Like sands through the hourglass there is nothing more predictable in the world of tech of yet another startup launching with a promise to defeat Google in search, and although it’s getting towards the end of 2010, we finally have this years first serious wannabe.

Blekko follows in the footsteps of Google wannabe’s Cuil and Wolfram Alpha before it, promising to eliminate spam search results via “its proprietary slashtag technology.”

The search engine has been in private testing for some time, and has this weekend launched into open beta with some new features.

Mashable writes

The most significant upgrade to Blekko’s search engine is the addition of slashtags that auto-fire for queries that fall into one seven categories: health, colleges, autos, personal finance, lyrics, recipes and hotels. Every time a Blekko user’s query is determined to be in one of these categories, Blekko will automatically append the associated slashtag to the query and limit results to just the subset of URLs that fall under that slashtag.
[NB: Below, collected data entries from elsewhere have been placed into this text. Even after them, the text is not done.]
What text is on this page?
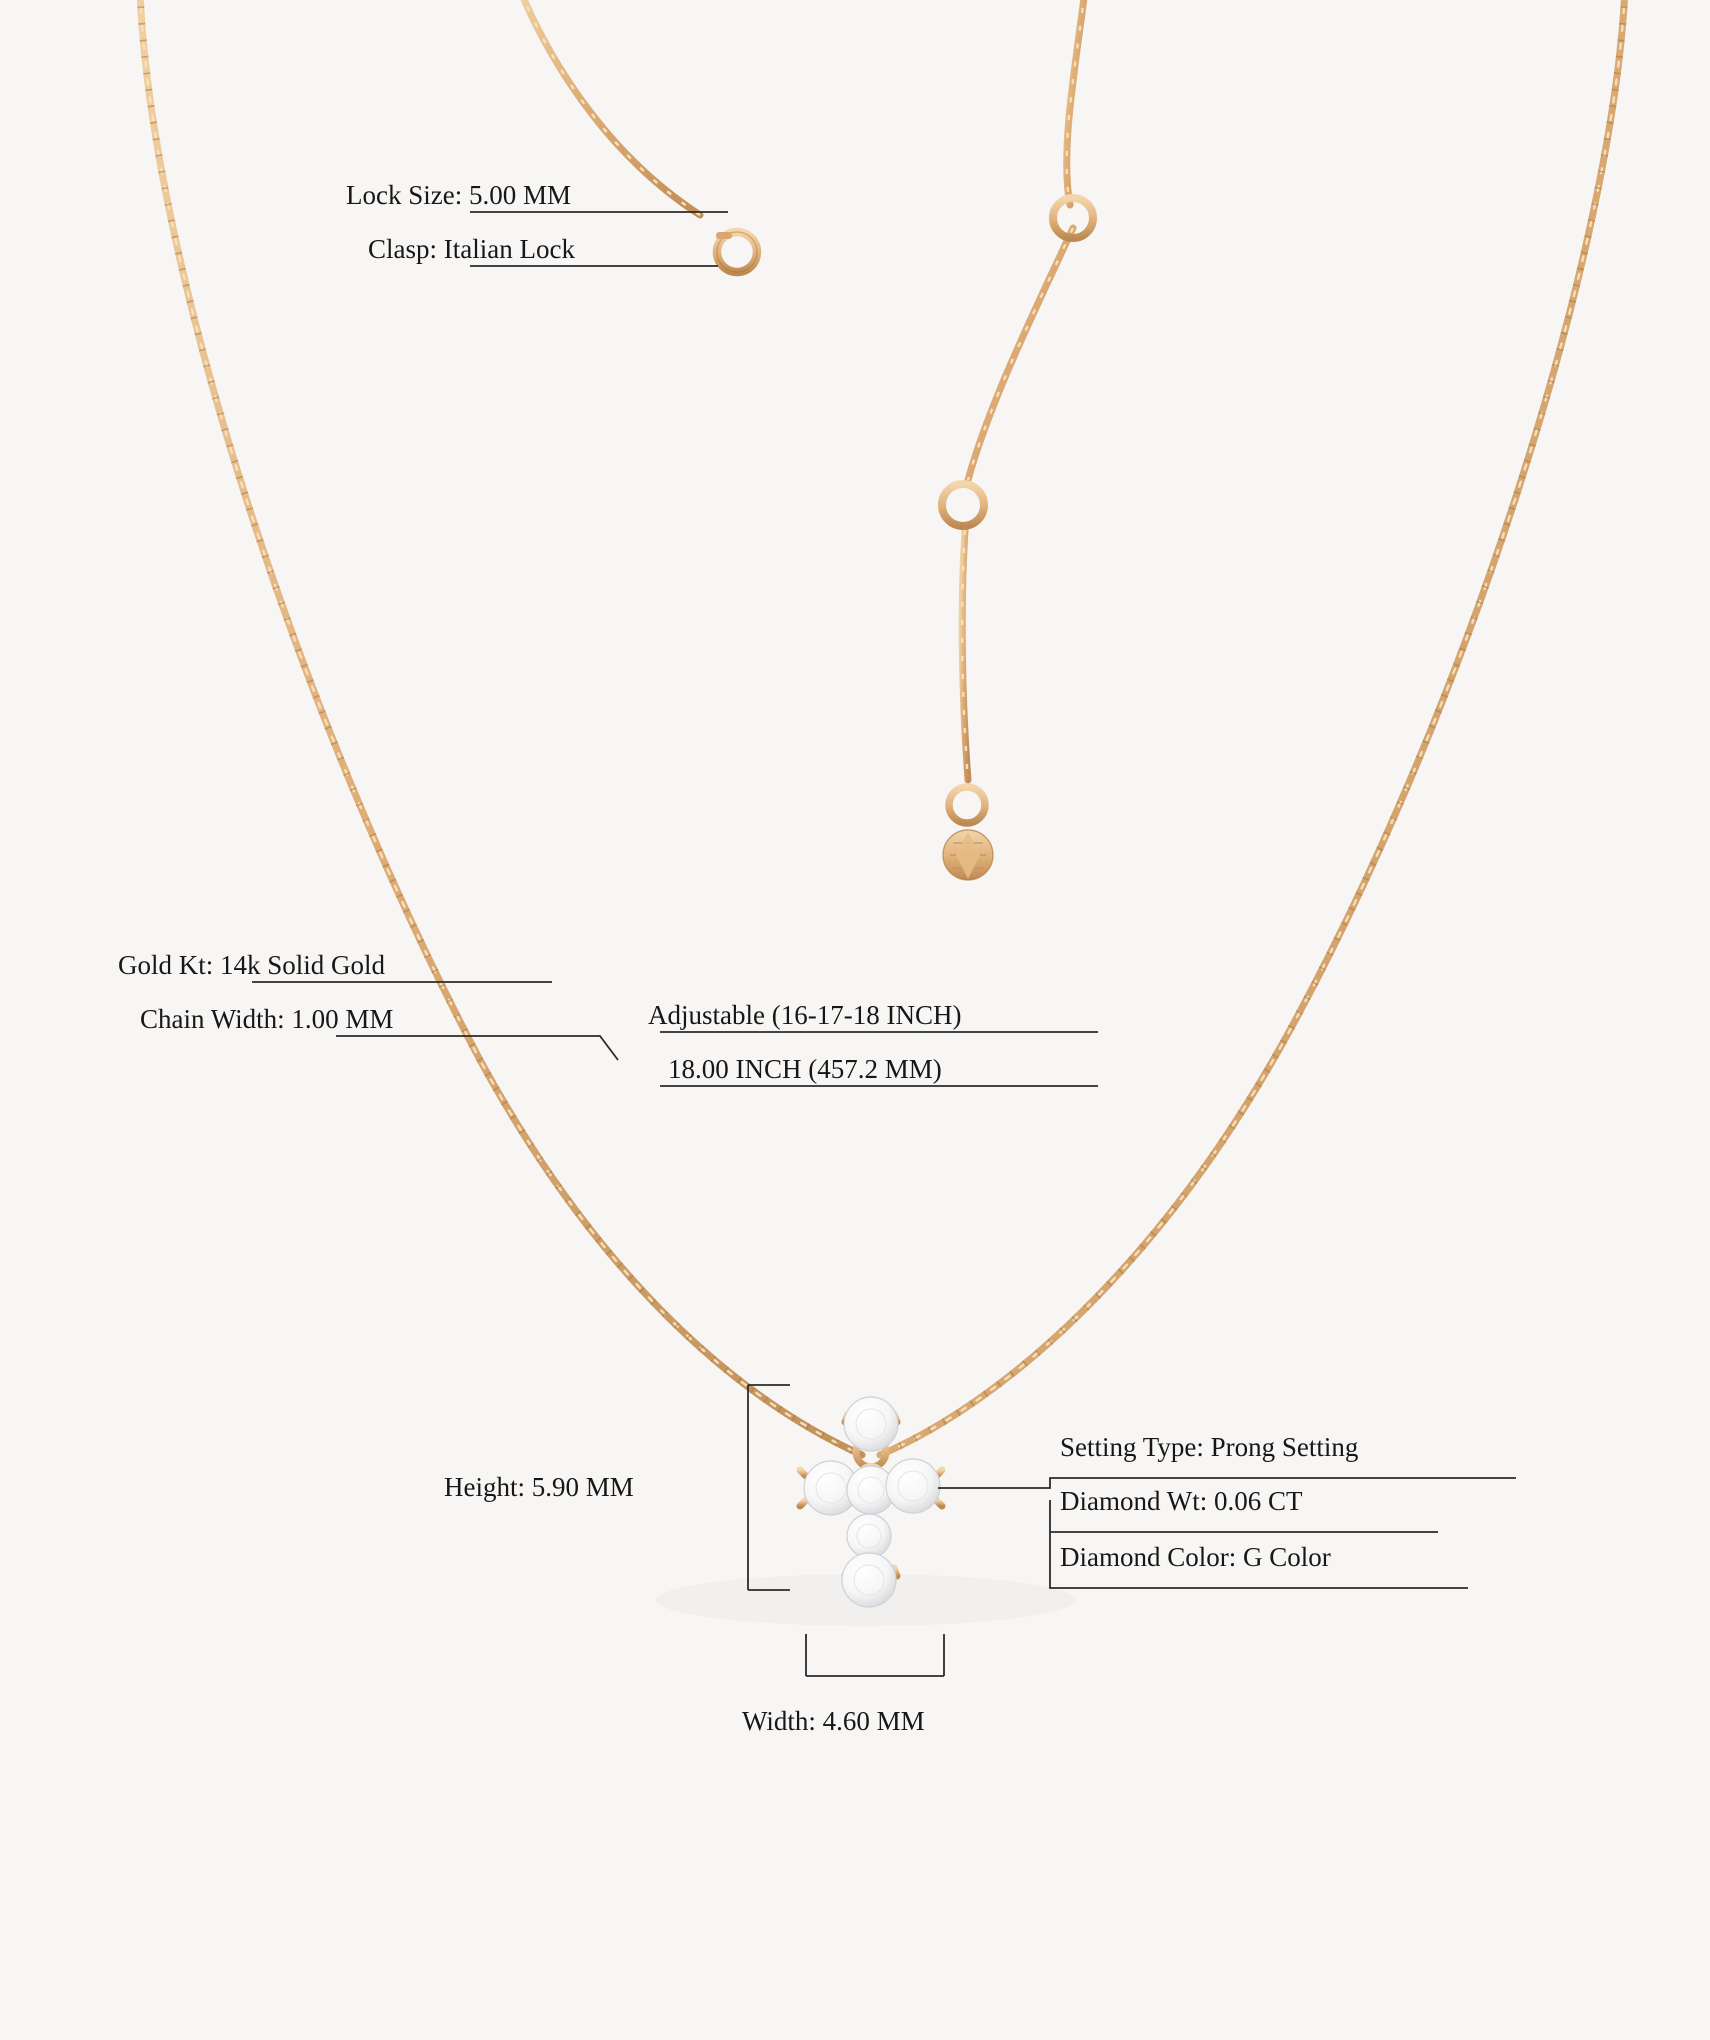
Lock Size: 5.00 MM
Clasp: Italian Lock
Gold Kt: 14k Solid Gold
Chain Width: 1.00 MM	Adjustable (16-17-18 INCH)
18.00 INCH (457.2 MM)
Height: 5.90 MM
Width: 4.60 MM
Setting Type: Prong Setting
Diamond Wt: 0.06 CT
Diamond Color: G Color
The auto-fire functionality is designed with passive searchers in mind, and aims to eliminate friction for first time users.

Unlike its Google wannabe predecessors, we’ll concede one thing about Blekko: the search results are actually pretty good. Searches for common phrases, plus some obligatory vanity searches actually delivered exactly what we expected…although then again, so does Google.

The tagging though delivers odd results. For example, searching for Inquisitr without the slashtag actually delivers Inquisitr.com, adding the (recommended) /techblogs slashtag then removes Inquisitr.com from the results.

Not all the results are good though: a search for hotels Melbourne actually stripped out the most popular hotel booking sites in Australia and delivered a pile of obscure sites and actual hotels. A search for food guide Melbourne suggested that I use the slashtag humor.

It may be easy to suggest that this review is being a little harsh upfront without giving Blekko a serious chance, and in part that’s true. However history does repeat itself with these sorts of startups, and $24 million in funding to take on Google won’t really go all that far. Besides, is Google really so broken that it requires a startup of this nature as a replacement? The vast majority would suggest that it isn’t.

We’re not giving Blekko a Cuil award quite yet, but it sure looks like it wants to be in the running.